"Saya mempersoalkan tentang adanya biaya tidak resmi yang selama ini secara terus menerus terjadi dan dialami pekerja migran kita, yaitu overcharging kurang lebih Rp33 juta. Ini adalah praktik yang sangat memberatkan pekerja migran kita, tapi secara fakta ini juga terjadi di lapangan," kata Kepala BP2MI Benny dalam konferensi pers virtual dipantau dari Jakarta, Kamis.
Menurut Benny, praktik itu telah dia ungkapkan juga dalam rapat bilateral dengan Taiwan yang dilakukan pada Kamis (8/4) ini.
Dalam dokumen dengan judul surat pernyataan biaya penempatan PMI ke Taiwan yang diterima oleh BP2MI memperlihatkan terdapat komponen biaya tambahan. Menurut Benny, dokumen sejenis sudah lama digunakan oleh calon pekerja Indonesia yang ingin berangkat ke Taiwan.
Dalam dokumen itu tertulis salah satunya adanya biaya jasa agensi sebesar 60.000 Dolar Taiwan atau sekitar Rp30 juta.
"Ini sudah berlangsung lama dan menjadi beban calon pekerja migran Indonesia," kata Benny.
Benny mengatakan telah bertanya kepada pihak Taiwan terkait komponen tersebut yang langsung dibantah oleh Taiwan, menyebutnya sebagai dokumen yang tidak diakui oleh wilayah kepulauan itu.
Dalam dokumen itu, kata Benny, telah terjadi penambahan item atau hal-hal lain yang merupakan hasil modifikasi dan formulir tersebut bukan dokumen resmi yang dikeluarkan oleh pihak Taiwan.

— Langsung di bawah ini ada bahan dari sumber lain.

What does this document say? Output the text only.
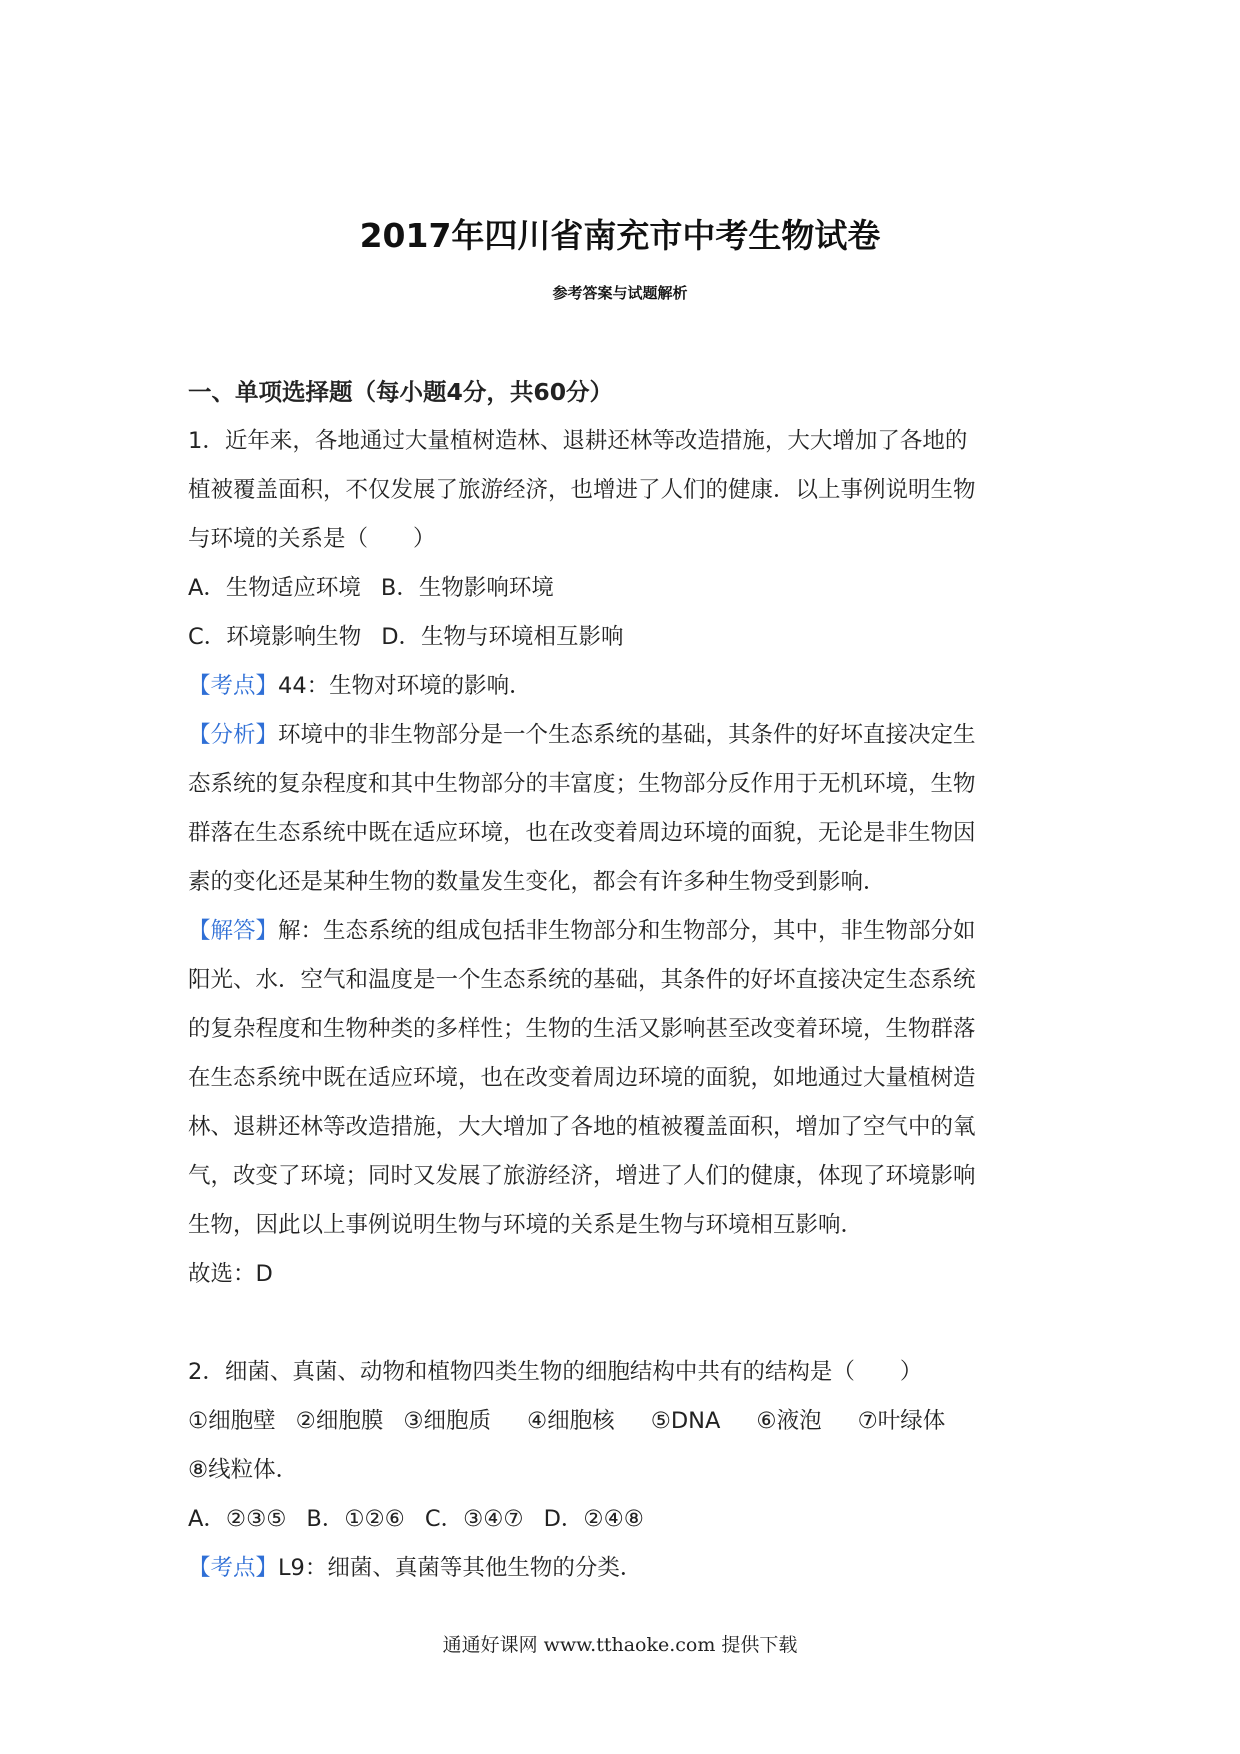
2017年四川省南充市中考生物试卷
参考答案与试题解析
一、单项选择题（每小题4分，共60分）
1．近年来，各地通过大量植树造林、退耕还林等改造措施，大大增加了各地的
植被覆盖面积，不仅发展了旅游经济，也增进了人们的健康．以上事例说明生物
与环境的关系是（　　）
A．生物适应环境 B．生物影响环境
C．环境影响生物 D．生物与环境相互影响
【考点】44：生物对环境的影响．
【分析】环境中的非生物部分是一个生态系统的基础，其条件的好坏直接决定生
态系统的复杂程度和其中生物部分的丰富度；生物部分反作用于无机环境，生物
群落在生态系统中既在适应环境，也在改变着周边环境的面貌，无论是非生物因
素的变化还是某种生物的数量发生变化，都会有许多种生物受到影响．
【解答】解：生态系统的组成包括非生物部分和生物部分，其中，非生物部分如
阳光、水．空气和温度是一个生态系统的基础，其条件的好坏直接决定生态系统
的复杂程度和生物种类的多样性；生物的生活又影响甚至改变着环境，生物群落
在生态系统中既在适应环境，也在改变着周边环境的面貌，如地通过大量植树造
林、退耕还林等改造措施，大大增加了各地的植被覆盖面积，增加了空气中的氧
气，改变了环境；同时又发展了旅游经济，增进了人们的健康，体现了环境影响
生物，因此以上事例说明生物与环境的关系是生物与环境相互影响．
故选：D
2．细菌、真菌、动物和植物四类生物的细胞结构中共有的结构是（　　）
①细胞壁 ②细胞膜 ③细胞质 ④细胞核 ⑤DNA ⑥液泡 ⑦叶绿体
⑧线粒体．
A．②③⑤ B．①②⑥ C．③④⑦ D．②④⑧
【考点】L9：细菌、真菌等其他生物的分类．
通通好课网 www.tthaoke.com 提供下载
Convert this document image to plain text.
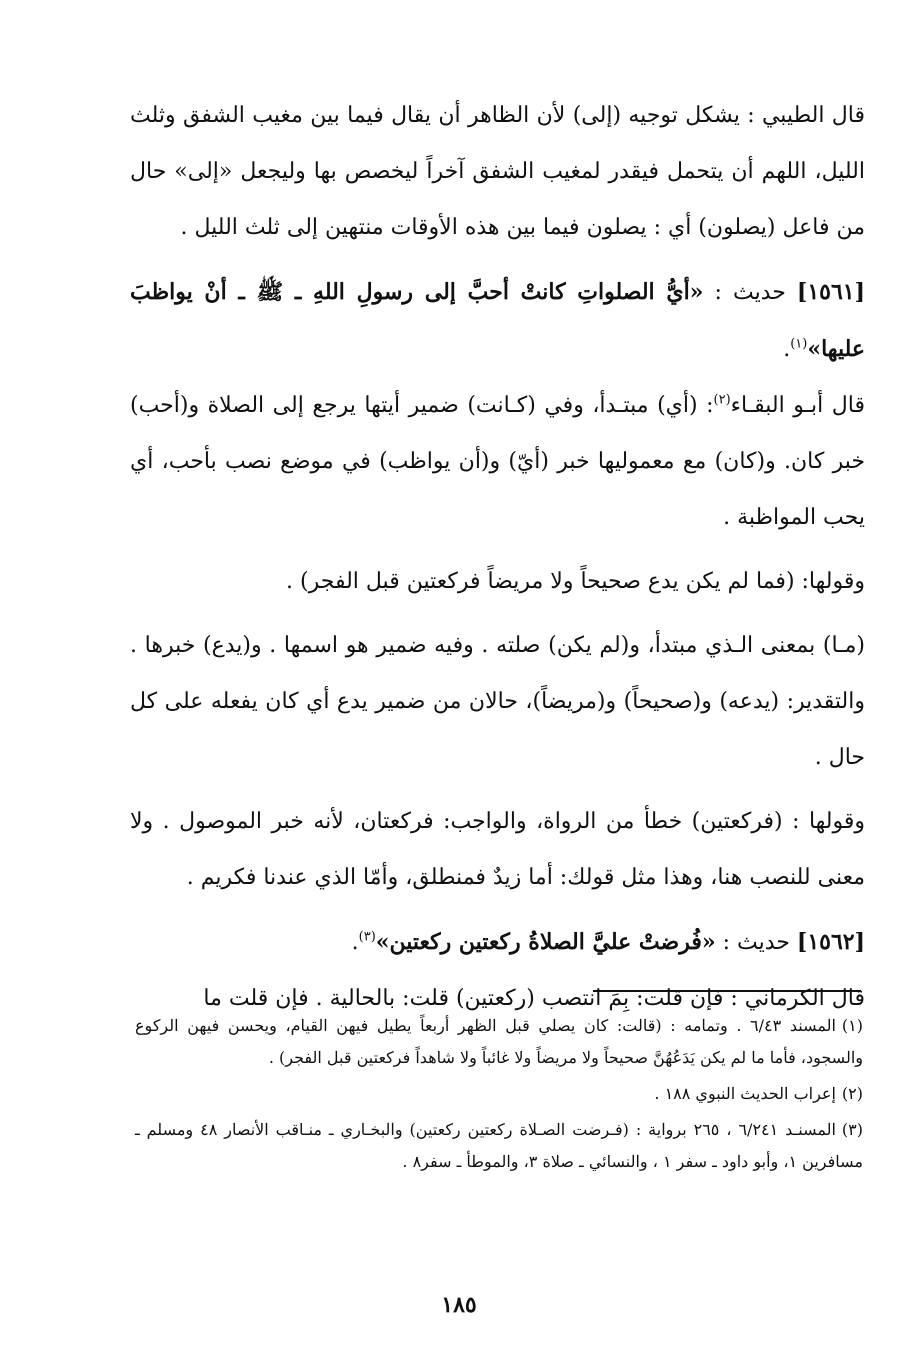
قال الطيبي : يشكل توجيه (إلى) لأن الظاهر أن يقال فيما بين مغيب الشفق وثلث الليل، اللهم أن يتحمل فيقدر لمغيب الشفق آخراً ليخصص بها وليجعل «إلى» حال من فاعل (يصلون) أي : يصلون فيما بين هذه الأوقات منتهين إلى ثلث الليل .

[١٥٦١] حديث : «أيُّ الصلواتِ كانتْ أحبَّ إلى رسولِ اللهِ ـ ﷺ ـ أنْ يواظبَ عليها»$^{(١)}$.

قال أبـو البقـاء$^{(٢)}$: (أي) مبتـدأ، وفي (كـانت) ضمير أيتها يرجع إلى الصلاة و(أحب) خبر كان. و(كان) مع معموليها خبر (أيّ) و(أن يواظب) في موضع نصب بأحب، أي يحب المواظبة .

وقولها: (فما لم يكن يدع صحيحاً ولا مريضاً فركعتين قبل الفجر) .

(مـا) بمعنى الـذي مبتدأ، و(لم يكن) صلته . وفيه ضمير هو اسمها . و(يدع) خبرها . والتقدير: (يدعه) و(صحيحاً) و(مريضاً)، حالان من ضمير يدع أي كان يفعله على كل حال .

وقولها : (فركعتين) خطأ من الرواة، والواجب: فركعتان، لأنه خبر الموصول . ولا معنى للنصب هنا، وهذا مثل قولك: أما زيدٌ فمنطلق، وأمّا الذي عندنا فكريم .

[١٥٦٢] حديث : «فُرضتْ عليَّ الصلاةُ ركعتين ركعتين»$^{(٣)}$.

قال الكرماني : فإن قلت: بِمَ انتصب (ركعتين) قلت: بالحالية . فإن قلت ما

(١)المسند ٦/٤٣ . وتمامه : (قالت: كان يصلي قبل الظهر أربعاً يطيل فيهن القيام، ويحسن فيهن الركوع والسجود، فأما ما لم يكن يَدَعُهُنَّ صحيحاً ولا مريضاً ولا غائباً ولا شاهداً فركعتين قبل الفجر) .

(٢)إعراب الحديث النبوي ١٨٨ .

(٣)المسنـد ٦/٢٤١ ، ٢٦٥ برواية : (فـرضت الصـلاة ركعتين ركعتين) والبخـاري ـ منـاقب الأنصار ٤٨ ومسلم ـ مسافرين ١، وأبو داود ـ سفر ١ ، والنسائي ـ صلاة ٣، والموطأ ـ سفر٨ .

١٨٥
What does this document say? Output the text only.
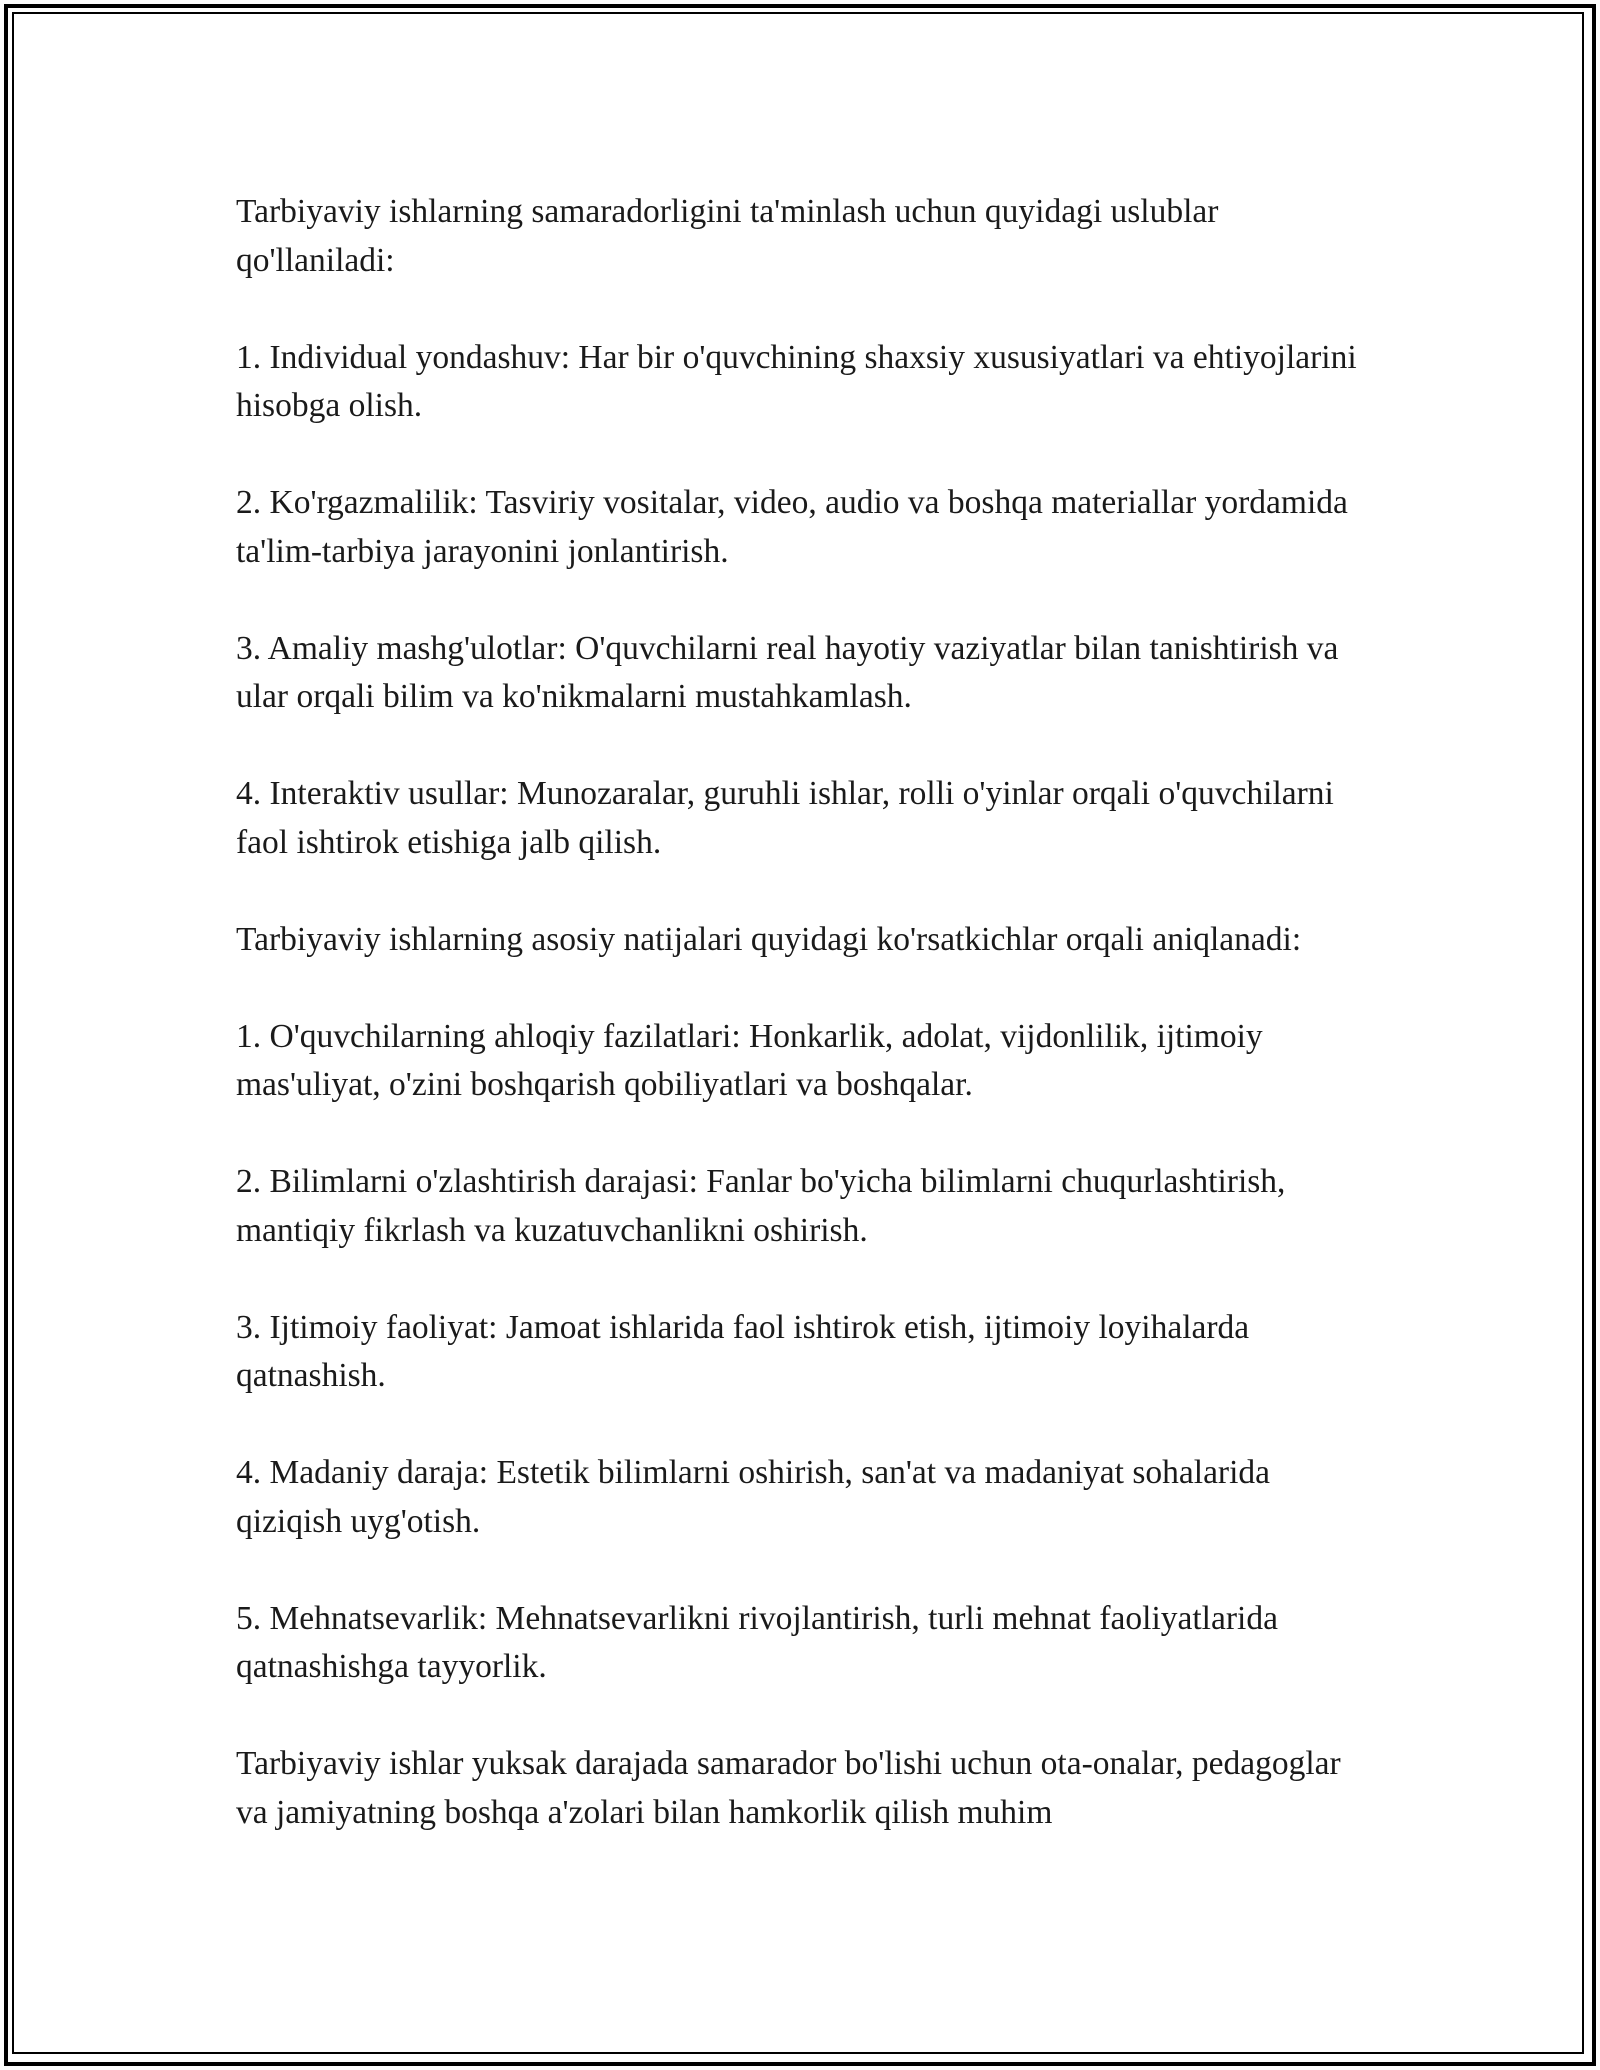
Tarbiyaviy ishlarning samaradorligini ta'minlash uchun quyidagi uslublar qo'llaniladi:

1. Individual yondashuv: Har bir o'quvchining shaxsiy xususiyatlari va ehtiyojlarini hisobga olish.

2. Ko'rgazmalilik: Tasviriy vositalar, video, audio va boshqa materiallar yordamida ta'lim-tarbiya jarayonini jonlantirish.

3. Amaliy mashg'ulotlar: O'quvchilarni real hayotiy vaziyatlar bilan tanishtirish va ular orqali bilim va ko'nikmalarni mustahkamlash.

4. Interaktiv usullar: Munozaralar, guruhli ishlar, rolli o'yinlar orqali o'quvchilarni faol ishtirok etishiga jalb qilish.

Tarbiyaviy ishlarning asosiy natijalari quyidagi ko'rsatkichlar orqali aniqlanadi:

1. O'quvchilarning ahloqiy fazilatlari: Honkarlik, adolat, vijdonlilik, ijtimoiy mas'uliyat, o'zini boshqarish qobiliyatlari va boshqalar.

2. Bilimlarni o'zlashtirish darajasi: Fanlar bo'yicha bilimlarni chuqurlashtirish, mantiqiy fikrlash va kuzatuvchanlikni oshirish.

3. Ijtimoiy faoliyat: Jamoat ishlarida faol ishtirok etish, ijtimoiy loyihalarda qatnashish.

4. Madaniy daraja: Estetik bilimlarni oshirish, san'at va madaniyat sohalarida qiziqish uyg'otish.

5. Mehnatsevarlik: Mehnatsevarlikni rivojlantirish, turli mehnat faoliyatlarida qatnashishga tayyorlik.

Tarbiyaviy ishlar yuksak darajada samarador bo'lishi uchun ota-onalar, pedagoglar va jamiyatning boshqa a'zolari bilan hamkorlik qilish muhim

"Menariknya adalah dokumen ini menjadi resmi dan berlaku selama ini dan bahkan menjadi syarat bagi calon PMI yang akan berangkat ke Taiwan. Dokumen ini bahkan menjadi syarat pengurusan visa," kata Benny.
Dalam kesempatan tersebut Benny menegaskan akan mengusut secara internal bagaimana proses dokumen tersebut dapat keluar dan terjadi modifikasi tersebut.
"Saya katakan tadi dengan tegas saya tidak akan segan-segan menyeret siapa pun yang terlibat dalam penyalahgunaan dokumen tersebut," ujarnya, memastikan akan melaporkan praktik tersebut kepada Kepolisian RI.